The report assumes 67% of California’s electricity will come from nuclear while the rest is renewables as called for in AB-32. This would require 44 Gigawatts of nuclear capacity or about 30 large reactors. While reactor technology is certain to evolve over the period of interest, we assumed that they will be similar to the new generation of large, advanced, light-water reactors (LWR), known as GEN III+ that are now under review by the U.S. Nuclear Regulatory Commission. This allows us to say something about costs since these are under construction in Asia and Europe, and a larger number of similar systems have been built in Asia recently. Our main conclusions on technical issues are as follows:
• While there are no technical barriers to large-scale deployment of nuclear power in California, there are legislative and public acceptance barriers that have to be overcome to deploy new nuclear reactors.
• The cost of electricity from new nuclear power plants is uncertain in the United States because no new ones have been built in decades. Our conclusion is that six to eight cents per KW-hr is the best estimate today.

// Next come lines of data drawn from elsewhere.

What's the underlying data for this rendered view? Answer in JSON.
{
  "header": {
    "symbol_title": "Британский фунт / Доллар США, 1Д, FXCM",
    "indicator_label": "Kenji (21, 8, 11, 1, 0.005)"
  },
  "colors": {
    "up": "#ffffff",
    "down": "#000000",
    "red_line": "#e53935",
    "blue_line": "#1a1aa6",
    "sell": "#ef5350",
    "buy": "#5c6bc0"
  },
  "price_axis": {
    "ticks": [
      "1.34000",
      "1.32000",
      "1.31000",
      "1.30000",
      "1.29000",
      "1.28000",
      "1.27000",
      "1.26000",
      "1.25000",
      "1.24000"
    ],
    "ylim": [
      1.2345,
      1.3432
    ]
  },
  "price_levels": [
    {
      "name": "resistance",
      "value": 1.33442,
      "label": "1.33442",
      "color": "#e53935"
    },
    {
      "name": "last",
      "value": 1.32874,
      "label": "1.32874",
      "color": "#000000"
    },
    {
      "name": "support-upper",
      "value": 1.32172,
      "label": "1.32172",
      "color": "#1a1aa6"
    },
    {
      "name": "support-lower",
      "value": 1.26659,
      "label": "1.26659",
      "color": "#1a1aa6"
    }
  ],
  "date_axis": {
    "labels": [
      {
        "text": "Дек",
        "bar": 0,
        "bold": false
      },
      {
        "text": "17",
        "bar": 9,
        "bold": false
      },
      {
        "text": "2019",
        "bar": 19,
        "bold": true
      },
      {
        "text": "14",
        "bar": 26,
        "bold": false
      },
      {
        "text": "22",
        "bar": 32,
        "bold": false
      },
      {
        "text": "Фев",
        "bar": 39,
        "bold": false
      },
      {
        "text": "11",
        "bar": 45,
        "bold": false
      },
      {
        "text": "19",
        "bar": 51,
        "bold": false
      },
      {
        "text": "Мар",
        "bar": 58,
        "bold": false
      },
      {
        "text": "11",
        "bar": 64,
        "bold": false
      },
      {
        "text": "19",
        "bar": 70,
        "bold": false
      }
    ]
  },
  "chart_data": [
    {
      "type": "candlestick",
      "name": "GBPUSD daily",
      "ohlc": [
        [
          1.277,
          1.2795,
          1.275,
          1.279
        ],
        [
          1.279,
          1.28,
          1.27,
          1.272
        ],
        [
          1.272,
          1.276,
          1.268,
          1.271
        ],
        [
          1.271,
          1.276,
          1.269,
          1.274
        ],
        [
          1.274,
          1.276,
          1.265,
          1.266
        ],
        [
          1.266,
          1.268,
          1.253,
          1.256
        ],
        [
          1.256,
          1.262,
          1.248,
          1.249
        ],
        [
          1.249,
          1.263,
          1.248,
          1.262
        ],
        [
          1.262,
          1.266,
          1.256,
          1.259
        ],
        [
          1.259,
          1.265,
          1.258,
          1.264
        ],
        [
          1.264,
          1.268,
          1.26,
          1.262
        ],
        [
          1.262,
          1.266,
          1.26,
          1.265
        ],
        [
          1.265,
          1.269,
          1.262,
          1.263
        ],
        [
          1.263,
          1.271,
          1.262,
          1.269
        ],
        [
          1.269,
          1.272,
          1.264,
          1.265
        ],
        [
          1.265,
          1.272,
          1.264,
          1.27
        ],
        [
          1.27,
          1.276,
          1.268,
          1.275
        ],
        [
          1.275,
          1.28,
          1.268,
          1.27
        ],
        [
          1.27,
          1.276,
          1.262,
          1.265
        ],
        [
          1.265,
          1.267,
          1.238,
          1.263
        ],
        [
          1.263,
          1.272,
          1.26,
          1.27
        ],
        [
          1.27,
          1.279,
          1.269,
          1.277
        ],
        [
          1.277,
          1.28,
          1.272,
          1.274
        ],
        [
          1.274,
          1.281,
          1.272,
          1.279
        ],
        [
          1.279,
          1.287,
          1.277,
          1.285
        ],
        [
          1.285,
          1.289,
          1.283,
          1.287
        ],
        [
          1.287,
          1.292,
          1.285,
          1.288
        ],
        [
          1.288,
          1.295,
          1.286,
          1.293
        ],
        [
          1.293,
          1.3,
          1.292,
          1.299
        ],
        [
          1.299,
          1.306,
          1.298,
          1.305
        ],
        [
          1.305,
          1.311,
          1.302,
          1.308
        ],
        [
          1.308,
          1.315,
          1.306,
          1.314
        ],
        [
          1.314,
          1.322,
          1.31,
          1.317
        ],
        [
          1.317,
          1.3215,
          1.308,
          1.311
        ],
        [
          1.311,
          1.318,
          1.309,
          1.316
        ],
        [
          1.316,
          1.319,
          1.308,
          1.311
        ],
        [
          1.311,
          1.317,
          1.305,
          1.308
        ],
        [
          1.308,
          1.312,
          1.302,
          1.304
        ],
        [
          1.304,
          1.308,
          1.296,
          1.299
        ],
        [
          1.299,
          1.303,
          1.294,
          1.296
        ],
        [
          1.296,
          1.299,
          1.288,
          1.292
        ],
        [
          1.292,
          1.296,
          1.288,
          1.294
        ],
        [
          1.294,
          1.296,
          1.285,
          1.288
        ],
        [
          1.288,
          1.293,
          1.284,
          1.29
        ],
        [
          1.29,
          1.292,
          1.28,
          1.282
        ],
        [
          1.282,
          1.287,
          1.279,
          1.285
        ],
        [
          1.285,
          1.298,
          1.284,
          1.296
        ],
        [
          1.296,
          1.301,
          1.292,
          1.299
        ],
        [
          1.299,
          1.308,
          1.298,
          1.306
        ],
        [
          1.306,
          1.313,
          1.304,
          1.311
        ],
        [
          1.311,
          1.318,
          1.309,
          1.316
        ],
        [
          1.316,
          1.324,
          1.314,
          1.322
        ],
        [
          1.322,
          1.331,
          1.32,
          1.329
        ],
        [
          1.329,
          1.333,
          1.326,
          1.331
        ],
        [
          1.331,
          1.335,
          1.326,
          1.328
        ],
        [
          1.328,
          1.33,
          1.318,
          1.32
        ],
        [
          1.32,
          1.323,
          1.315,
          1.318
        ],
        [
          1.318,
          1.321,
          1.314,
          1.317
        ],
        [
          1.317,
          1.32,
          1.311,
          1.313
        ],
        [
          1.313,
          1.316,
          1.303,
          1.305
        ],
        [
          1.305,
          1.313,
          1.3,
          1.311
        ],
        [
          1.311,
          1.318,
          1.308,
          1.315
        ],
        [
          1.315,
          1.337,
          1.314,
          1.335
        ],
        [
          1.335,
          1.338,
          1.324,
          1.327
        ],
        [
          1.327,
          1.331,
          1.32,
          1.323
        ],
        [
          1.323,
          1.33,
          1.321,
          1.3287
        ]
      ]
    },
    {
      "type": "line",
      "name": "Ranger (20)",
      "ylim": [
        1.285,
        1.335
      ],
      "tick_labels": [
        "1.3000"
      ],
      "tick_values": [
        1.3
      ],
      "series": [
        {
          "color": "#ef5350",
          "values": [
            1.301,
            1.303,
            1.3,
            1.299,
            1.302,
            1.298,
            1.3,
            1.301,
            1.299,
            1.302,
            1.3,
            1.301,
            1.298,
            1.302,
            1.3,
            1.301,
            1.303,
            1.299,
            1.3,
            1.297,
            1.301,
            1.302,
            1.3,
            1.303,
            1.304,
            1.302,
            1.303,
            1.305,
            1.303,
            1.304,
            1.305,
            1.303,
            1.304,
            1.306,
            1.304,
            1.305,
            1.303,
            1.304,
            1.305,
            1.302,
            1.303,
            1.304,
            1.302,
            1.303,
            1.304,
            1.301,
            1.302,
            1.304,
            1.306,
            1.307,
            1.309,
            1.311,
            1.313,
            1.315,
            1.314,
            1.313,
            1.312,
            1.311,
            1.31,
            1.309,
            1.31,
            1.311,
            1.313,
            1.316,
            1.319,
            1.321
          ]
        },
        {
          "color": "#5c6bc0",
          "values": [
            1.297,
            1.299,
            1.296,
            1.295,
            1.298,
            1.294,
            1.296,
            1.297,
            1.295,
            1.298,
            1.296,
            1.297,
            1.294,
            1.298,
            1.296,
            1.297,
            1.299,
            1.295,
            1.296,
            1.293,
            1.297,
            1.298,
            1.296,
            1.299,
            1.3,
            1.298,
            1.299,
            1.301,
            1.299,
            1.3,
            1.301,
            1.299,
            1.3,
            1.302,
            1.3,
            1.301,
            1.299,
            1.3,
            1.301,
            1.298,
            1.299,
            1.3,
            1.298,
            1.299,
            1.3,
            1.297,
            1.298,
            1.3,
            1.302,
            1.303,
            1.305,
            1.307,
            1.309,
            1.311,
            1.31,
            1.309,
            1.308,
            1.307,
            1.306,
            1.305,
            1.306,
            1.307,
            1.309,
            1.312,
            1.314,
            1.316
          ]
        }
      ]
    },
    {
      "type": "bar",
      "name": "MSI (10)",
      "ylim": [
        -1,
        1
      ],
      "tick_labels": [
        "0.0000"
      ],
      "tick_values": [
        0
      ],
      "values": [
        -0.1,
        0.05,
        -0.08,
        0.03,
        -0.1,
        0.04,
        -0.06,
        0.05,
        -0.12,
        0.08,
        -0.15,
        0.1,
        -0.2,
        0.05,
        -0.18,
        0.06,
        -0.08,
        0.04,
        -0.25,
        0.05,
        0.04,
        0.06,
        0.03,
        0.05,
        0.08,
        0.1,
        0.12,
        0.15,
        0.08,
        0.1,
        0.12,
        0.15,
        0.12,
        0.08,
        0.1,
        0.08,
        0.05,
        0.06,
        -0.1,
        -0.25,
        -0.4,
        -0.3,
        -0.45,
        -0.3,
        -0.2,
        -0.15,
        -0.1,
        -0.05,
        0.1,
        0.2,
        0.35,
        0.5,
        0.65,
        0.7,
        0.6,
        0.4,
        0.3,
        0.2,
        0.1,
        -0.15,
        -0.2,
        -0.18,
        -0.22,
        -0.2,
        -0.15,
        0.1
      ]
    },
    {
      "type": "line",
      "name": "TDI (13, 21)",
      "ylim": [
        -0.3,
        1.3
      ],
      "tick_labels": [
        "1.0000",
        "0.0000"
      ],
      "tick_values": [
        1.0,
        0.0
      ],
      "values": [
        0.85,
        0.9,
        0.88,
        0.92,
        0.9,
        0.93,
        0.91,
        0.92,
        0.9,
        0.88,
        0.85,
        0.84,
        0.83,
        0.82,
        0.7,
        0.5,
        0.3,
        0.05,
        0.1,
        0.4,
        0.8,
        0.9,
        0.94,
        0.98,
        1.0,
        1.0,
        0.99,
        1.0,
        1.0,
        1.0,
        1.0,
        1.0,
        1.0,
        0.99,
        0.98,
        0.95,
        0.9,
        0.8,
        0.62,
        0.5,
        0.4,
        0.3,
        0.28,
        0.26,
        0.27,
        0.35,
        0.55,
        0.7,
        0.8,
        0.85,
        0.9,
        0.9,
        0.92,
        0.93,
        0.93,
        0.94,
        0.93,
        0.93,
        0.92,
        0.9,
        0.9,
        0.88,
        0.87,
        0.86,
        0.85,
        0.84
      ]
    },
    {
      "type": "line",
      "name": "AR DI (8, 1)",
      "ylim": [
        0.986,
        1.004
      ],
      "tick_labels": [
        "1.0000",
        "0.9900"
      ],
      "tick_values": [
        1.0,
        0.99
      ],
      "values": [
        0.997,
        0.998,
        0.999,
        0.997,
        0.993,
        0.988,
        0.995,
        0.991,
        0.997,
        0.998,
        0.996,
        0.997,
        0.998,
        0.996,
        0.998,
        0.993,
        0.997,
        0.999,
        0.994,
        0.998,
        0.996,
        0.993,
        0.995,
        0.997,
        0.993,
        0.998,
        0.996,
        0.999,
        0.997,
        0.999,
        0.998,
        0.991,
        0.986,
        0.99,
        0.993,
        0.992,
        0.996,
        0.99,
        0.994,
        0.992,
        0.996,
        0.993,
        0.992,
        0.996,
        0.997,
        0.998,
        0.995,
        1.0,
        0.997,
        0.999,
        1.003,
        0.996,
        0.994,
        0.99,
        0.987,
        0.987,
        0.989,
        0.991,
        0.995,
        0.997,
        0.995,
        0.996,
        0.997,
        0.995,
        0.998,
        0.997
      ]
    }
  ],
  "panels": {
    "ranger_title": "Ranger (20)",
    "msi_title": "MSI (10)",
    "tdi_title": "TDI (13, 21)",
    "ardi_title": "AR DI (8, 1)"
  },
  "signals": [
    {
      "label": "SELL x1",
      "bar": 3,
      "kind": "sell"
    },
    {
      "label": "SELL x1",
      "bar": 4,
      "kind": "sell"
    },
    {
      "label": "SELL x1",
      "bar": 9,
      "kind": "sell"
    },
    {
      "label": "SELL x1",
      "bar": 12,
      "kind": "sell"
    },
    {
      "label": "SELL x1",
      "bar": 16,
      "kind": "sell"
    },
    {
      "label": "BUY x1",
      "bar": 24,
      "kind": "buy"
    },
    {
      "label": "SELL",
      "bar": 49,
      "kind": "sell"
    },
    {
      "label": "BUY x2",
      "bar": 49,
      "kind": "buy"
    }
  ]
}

• Loan guarantees for nuclear power will be required until the financial sector is convinced that the days of large delays and construction cost overruns are over. Continuation of the Price-Anderson act is assumed.
• Nuclear electricity costs will be much lower than solar for some time. There is insufficient information on wind costs yet to allow a comparison, particularly when costs to back up wind power are included.
• Cooling water availability in California is not a problem. Reactors can be cooled with reclaimed water or with forced air, though air cooling is less efficient and would increase nuclear electricity prices by 5% to 10%.
• There should be no problem with uranium availability for the foreseeable future and even large increases in uranium costs have only a small effect on nuclear power costs.
• While there are manufacturing bottlenecks now, these should disappear over the next 10 to 15 years if nuclear power facilities world-wide grow as expected.
• There are benefits to the localities where nuclear plants are sited. Property taxes would amount to $50 million per year per gigawatt of electrical capacity (GWe) in addition to about 500 permanent jobs.
The full report discusses all these issues in more detail including weapons proliferation issues in a world with many more nuclear plants, spent fuel issues, and future options (including fusion).